One of the few scandals that actually seemed to embarrass the Trump administration last year was the plane problem: top officials kept taking very expensive, taxpayer-financed flights that the White House found difficult to defend.
The controversy cost HHS Secretary Tom Price his job, but he wasn’t the only one caught up in this mess. Treasury Secretary Steven Mnuchin’s travel became a problem. The controversy surrounding Interior Secretary Ryan Zinke’s travel is starting to look worse. Transportation Secretary Elaine Chao’s travel drew some scrutiny as did Energy Secretary Rick Perry’s. VA Secretary David Shulkin’s travel was under investigation, and the latest findings do not paint a flattering picture.
And then there’s EPA Administrator Scott Pruitt, who’s tenure has been controversial for a wide variety of reasons, and who now looks a little worse thanks to this Washington Post report.
Just days after helping orchestrate the United States’ exit from a global climate accord last June, Environmental Protection Agency Administrator Scott Pruitt embarked on a whirlwind tour aimed at championing President Trump’s agenda at home and abroad.
On Monday, June 5, accompanied by his personal security detail, Pruitt settled into his $1,641.43 first-class seat for a short flight from the District to New York City. His ticket cost more than six times that of the two media aides who came along and sat in coach, according to agency travel vouchers; the records do not show whether his security detail accompanied him at the front of the plane.
In Manhattan, Pruitt made two brief television appearances praising the White House’s decision to withdraw from the 2015 Paris climate agreement, stayed with staff at an upscale hotel near Times Square and returned to Washington the next day.
That same week, Pruitt flew on Air Force One to attend an infrastructure event, before taking a military jet to New York, where the EPA chief and his team boarded another flight to Rome.
All of this has cost American taxpayers tens of thousands of dollars – and that doesn’t include the undisclosed costs associated with covering the travel expenses of Pruitt’s security – which is extensive.
Indeed, the closer one looks at this story, the worse it appears.

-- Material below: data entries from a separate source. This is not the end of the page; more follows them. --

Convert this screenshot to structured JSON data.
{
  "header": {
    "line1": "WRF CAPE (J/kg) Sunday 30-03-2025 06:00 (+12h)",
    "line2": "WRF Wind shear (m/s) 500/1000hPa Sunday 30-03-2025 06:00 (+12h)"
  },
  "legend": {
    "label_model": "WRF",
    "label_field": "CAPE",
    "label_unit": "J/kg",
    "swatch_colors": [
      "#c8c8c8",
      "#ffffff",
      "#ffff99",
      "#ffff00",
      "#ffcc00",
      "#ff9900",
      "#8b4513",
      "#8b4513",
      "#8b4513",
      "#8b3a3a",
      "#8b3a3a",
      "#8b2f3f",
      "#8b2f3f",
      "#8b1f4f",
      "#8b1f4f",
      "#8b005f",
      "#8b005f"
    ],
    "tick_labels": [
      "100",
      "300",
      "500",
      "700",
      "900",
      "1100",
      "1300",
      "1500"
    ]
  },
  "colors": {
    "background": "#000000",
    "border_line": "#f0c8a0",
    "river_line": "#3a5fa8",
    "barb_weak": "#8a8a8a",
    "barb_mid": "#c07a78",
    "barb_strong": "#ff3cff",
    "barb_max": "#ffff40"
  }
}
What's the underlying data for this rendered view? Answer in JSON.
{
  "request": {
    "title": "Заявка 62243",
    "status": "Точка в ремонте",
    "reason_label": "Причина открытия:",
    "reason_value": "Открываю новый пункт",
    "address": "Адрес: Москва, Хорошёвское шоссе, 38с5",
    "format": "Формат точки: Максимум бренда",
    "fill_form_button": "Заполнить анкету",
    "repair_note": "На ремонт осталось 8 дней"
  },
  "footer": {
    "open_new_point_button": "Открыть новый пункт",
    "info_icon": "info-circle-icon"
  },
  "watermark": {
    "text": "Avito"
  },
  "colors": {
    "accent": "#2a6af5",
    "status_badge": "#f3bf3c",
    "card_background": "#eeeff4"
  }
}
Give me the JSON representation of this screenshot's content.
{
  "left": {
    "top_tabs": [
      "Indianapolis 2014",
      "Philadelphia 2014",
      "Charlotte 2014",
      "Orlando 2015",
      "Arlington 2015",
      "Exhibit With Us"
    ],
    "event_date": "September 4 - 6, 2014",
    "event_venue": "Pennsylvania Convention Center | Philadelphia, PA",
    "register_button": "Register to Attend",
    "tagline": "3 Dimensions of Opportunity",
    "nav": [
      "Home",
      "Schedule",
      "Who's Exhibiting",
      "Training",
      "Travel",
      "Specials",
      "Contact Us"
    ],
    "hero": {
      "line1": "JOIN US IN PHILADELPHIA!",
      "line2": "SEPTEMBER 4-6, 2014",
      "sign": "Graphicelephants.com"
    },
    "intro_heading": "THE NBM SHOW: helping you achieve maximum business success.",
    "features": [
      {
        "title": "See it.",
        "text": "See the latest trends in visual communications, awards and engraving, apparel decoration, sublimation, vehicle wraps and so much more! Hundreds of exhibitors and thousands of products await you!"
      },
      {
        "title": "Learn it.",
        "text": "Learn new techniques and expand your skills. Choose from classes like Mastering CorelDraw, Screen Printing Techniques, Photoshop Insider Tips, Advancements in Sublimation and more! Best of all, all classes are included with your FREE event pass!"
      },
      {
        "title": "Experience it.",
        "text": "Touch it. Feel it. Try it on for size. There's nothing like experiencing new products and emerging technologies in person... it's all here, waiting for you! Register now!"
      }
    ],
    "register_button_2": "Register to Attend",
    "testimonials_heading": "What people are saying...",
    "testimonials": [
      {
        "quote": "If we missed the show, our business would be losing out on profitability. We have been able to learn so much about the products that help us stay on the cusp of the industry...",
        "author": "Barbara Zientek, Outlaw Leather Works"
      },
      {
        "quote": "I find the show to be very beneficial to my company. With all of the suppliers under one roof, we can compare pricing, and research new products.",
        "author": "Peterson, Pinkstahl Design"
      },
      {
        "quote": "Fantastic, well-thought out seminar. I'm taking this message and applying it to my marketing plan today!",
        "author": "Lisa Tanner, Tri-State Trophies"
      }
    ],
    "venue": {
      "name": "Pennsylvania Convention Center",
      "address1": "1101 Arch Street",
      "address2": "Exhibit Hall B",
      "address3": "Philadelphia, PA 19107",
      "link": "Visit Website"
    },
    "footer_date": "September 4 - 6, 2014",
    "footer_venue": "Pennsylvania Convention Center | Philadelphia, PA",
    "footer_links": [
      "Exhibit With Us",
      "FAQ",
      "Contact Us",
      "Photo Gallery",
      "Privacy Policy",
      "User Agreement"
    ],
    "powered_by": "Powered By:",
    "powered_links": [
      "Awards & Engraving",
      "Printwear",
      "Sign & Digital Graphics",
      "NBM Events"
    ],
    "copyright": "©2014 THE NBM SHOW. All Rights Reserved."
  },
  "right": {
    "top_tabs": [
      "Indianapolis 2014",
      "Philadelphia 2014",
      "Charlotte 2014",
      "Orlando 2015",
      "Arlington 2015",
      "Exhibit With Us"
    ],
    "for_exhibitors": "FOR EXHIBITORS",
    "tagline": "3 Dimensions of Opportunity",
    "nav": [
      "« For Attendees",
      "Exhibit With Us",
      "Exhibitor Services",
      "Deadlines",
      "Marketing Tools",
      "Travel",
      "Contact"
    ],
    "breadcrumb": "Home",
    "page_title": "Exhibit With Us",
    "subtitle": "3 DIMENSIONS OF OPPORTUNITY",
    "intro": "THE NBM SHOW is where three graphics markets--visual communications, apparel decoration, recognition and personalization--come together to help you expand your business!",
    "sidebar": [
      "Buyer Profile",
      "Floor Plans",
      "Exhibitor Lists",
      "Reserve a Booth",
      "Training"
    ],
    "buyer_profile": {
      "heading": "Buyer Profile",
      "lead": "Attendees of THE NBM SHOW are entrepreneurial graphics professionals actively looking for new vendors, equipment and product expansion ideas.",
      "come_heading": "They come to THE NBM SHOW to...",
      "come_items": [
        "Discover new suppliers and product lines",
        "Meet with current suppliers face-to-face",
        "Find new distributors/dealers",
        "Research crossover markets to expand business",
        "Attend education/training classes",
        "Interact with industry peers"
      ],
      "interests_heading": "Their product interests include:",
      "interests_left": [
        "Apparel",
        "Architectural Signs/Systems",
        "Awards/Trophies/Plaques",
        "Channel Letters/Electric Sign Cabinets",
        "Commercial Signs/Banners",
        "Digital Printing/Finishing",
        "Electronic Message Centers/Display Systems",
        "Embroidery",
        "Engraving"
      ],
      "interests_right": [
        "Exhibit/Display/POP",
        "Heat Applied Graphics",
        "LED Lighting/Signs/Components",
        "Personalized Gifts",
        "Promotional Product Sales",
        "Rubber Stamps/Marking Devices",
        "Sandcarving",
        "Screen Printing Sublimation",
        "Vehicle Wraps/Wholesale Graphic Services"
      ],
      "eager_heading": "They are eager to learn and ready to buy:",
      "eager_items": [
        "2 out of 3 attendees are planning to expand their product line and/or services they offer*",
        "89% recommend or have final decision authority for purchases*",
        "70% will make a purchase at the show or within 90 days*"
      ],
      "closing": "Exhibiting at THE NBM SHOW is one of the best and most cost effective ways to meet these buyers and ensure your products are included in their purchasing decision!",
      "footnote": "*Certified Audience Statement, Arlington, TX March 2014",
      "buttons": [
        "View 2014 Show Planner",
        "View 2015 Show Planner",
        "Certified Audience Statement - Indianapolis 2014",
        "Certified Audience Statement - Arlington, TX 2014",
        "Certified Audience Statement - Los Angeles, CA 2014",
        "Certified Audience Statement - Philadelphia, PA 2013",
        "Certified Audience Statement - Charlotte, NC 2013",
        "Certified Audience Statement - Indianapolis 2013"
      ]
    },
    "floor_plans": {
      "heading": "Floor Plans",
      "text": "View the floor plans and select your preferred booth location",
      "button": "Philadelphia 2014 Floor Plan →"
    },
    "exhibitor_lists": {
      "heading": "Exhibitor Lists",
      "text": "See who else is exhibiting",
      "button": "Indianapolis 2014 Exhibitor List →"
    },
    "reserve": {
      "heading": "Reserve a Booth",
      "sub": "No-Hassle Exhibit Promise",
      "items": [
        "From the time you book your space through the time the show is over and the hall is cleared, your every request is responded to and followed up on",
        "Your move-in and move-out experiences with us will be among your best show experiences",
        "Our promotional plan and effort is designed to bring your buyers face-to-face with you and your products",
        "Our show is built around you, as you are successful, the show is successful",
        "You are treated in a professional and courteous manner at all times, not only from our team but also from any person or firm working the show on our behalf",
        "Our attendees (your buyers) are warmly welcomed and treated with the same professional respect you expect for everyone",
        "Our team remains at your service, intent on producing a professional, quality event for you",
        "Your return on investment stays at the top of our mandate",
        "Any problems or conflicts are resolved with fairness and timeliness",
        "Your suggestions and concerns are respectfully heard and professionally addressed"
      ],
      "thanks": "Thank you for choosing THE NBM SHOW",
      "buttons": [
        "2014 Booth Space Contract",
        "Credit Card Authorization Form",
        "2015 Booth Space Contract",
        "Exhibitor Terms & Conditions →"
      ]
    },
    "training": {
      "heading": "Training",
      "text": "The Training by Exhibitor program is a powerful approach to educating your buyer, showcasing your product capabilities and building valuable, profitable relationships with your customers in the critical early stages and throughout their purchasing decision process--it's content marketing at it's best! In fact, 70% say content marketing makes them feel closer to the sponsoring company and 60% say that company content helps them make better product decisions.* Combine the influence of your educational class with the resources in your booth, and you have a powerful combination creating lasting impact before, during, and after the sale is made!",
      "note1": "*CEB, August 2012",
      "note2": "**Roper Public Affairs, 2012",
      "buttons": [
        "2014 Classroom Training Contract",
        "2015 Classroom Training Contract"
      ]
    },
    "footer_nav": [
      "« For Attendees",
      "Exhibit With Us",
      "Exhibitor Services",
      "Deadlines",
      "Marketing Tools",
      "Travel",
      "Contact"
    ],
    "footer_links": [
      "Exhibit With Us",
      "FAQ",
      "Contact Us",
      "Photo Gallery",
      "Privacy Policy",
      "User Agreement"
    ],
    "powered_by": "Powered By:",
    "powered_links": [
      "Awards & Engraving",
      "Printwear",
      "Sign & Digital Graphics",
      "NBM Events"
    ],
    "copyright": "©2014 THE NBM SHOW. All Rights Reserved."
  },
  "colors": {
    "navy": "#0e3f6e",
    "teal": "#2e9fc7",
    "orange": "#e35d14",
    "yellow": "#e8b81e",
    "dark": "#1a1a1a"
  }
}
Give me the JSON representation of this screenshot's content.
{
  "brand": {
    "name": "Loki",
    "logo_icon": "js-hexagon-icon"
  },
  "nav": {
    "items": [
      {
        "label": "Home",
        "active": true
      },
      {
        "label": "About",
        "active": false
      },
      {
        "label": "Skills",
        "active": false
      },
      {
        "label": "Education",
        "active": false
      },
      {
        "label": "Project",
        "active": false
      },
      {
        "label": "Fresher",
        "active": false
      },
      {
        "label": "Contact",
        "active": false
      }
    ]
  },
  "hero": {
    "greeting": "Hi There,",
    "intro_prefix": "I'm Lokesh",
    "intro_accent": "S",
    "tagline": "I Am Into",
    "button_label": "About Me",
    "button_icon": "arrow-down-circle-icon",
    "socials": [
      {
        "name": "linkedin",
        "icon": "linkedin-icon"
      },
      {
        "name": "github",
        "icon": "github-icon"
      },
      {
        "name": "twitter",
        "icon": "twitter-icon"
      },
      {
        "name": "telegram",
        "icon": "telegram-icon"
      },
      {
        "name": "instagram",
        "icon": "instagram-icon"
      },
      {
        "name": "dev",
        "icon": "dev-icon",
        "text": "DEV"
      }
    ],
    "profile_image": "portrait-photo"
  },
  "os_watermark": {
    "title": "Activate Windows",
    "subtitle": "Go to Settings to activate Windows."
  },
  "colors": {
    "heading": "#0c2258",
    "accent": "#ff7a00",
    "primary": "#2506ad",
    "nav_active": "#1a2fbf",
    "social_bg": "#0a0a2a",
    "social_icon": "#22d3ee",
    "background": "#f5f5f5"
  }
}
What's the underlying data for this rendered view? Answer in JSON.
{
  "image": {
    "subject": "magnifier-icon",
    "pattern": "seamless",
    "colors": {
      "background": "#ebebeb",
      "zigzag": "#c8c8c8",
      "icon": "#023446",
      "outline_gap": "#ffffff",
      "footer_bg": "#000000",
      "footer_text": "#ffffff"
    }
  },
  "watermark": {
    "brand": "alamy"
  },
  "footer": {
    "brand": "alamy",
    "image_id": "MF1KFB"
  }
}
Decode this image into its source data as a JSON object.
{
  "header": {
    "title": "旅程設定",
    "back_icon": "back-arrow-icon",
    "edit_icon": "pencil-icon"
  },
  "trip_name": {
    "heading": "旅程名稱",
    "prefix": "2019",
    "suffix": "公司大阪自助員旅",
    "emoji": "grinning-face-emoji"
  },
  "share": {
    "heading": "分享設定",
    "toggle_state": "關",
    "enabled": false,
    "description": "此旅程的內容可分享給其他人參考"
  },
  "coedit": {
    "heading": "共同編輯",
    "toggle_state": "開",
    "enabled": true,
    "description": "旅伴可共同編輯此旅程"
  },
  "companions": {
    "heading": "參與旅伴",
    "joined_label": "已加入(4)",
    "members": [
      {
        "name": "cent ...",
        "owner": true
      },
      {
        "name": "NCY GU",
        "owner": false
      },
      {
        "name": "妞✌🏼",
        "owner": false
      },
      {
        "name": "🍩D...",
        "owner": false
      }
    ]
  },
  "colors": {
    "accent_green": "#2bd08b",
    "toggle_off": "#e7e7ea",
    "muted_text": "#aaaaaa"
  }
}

For example, Pruitt could fly coach – as his predecessors did – but the Oklahoma Republican chooses not to. The Post’s reporting added, “The agency records show that wherever Pruitt’s schedule takes him, he often flies first or business class, citing unspecified security concerns.”
As we’ve discussed before, Pruitt appears to approach his work with a great deal of anxiety – the EPA administrator has an around-the-clock security detail, which apparently includes 30 guards who work in shifts – and we now know that affects his approach to travel.
What’s more, Pruitt’s many trips are kept secret from the public. An EPA spokesperson said the agency doesn’t release Pruitt’s schedule in advance “due to security concerns” and because it could be a “distraction” from the trips.
Maybe this guy isn’t cut out for a career in a cabinet-level post?